At first he simply lied, suggesting that this was all StatCanada's idea:
The Harper government asserted that the voluntary long form option was an idea put forth by Statistics Canada, when in reality the department was in favour of the mandatory long form option (which is supported by virtually all of Canada’s leading business, academic, government, and civil society groups). Also advocating for the mandatory long form option were Mark Carney, the governor of the Bank of Canada, and the governments of Ontario and Quebec, which have decades of experience using the data provided by the census. In a letter dated September 11, 2010, the minister of industry, Tony Clement stated, “The chief statistician has indicated that this new approach will provide useful and usable data that can meet the needs of many users.”
Then he, with the help of the hapless Maxime Bernier, just started making stuff up.
An Industry Canada employee questioned Conservative MP Maxime Bernier's claims in July that as minister he received about 1,000 complaints a day about the mandatory long-form census, internal documents obtained by CBC News show. Maxime Bernier said in July his office received about 1,000 complaints a day about the mandatory long-form census when he oversaw it in 2006 as industry minister. (Tom Hanson/Canadian Press)The former industry minister, now a Conservative backbencher, said in July of this year that he was blitzed by complaints when he oversaw the 2006 census as minister.

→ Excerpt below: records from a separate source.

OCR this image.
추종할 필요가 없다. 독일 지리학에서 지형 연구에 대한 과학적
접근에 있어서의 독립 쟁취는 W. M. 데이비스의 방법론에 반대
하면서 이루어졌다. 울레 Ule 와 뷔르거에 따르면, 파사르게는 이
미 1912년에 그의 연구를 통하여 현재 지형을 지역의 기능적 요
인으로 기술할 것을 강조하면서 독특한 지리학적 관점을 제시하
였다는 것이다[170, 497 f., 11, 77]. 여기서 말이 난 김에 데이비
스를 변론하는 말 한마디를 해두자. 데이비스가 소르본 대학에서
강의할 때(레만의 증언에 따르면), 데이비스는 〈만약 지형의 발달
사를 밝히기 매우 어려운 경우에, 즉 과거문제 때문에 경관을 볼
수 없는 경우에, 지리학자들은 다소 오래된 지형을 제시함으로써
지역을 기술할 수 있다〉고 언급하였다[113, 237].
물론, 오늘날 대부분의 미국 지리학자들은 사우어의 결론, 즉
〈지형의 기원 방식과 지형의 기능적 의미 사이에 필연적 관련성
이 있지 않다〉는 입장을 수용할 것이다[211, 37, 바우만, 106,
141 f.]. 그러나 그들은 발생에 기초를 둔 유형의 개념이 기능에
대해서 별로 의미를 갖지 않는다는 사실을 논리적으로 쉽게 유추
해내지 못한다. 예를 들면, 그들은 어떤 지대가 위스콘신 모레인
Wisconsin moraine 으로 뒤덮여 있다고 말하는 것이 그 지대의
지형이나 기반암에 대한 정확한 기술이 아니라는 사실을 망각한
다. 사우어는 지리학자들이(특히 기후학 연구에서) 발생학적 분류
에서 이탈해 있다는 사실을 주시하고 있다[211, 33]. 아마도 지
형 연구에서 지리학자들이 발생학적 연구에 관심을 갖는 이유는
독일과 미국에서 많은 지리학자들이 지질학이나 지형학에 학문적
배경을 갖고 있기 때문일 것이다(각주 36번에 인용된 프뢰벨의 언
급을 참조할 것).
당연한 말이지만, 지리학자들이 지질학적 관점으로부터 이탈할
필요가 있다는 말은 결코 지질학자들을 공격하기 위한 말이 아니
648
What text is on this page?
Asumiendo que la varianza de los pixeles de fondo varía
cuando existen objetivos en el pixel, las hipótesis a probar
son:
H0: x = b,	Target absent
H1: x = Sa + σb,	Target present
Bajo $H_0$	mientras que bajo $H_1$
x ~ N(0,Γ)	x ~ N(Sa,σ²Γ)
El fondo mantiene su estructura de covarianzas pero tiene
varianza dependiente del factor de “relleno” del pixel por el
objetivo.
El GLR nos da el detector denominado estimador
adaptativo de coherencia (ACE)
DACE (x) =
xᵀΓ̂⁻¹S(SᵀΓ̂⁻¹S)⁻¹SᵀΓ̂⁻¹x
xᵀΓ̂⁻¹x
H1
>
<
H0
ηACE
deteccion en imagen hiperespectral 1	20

However, in a July 18 email found among documents obtained by CBC News through an access-to-information request, ministry employee Paul Halucha asked a high-ranking official at Statistics Canada whether the agency had any numbers to back up Bernier's statement. Industry Canada's "internal survey of correspondence did not show anything close to a thousand a day," he wrote to Statistics Canada's Connie Graziadei, adding in brackets "we got a standard 25-30 a year."
And the majority of those complaints were because our census forms are now being processed by the arms dealer Lockheed-Martin.

The blogger Vanity Press has invited her readers to issue their 'one complaint'. But maybe we should create a scroll. Everyone write down their 'one complaint', sign it and we'll send it to the government. That way we'll be able to set the agenda.

But let's not kid ourselves. We all know whose 'one' voice this really was. The only voice now allowed in this country.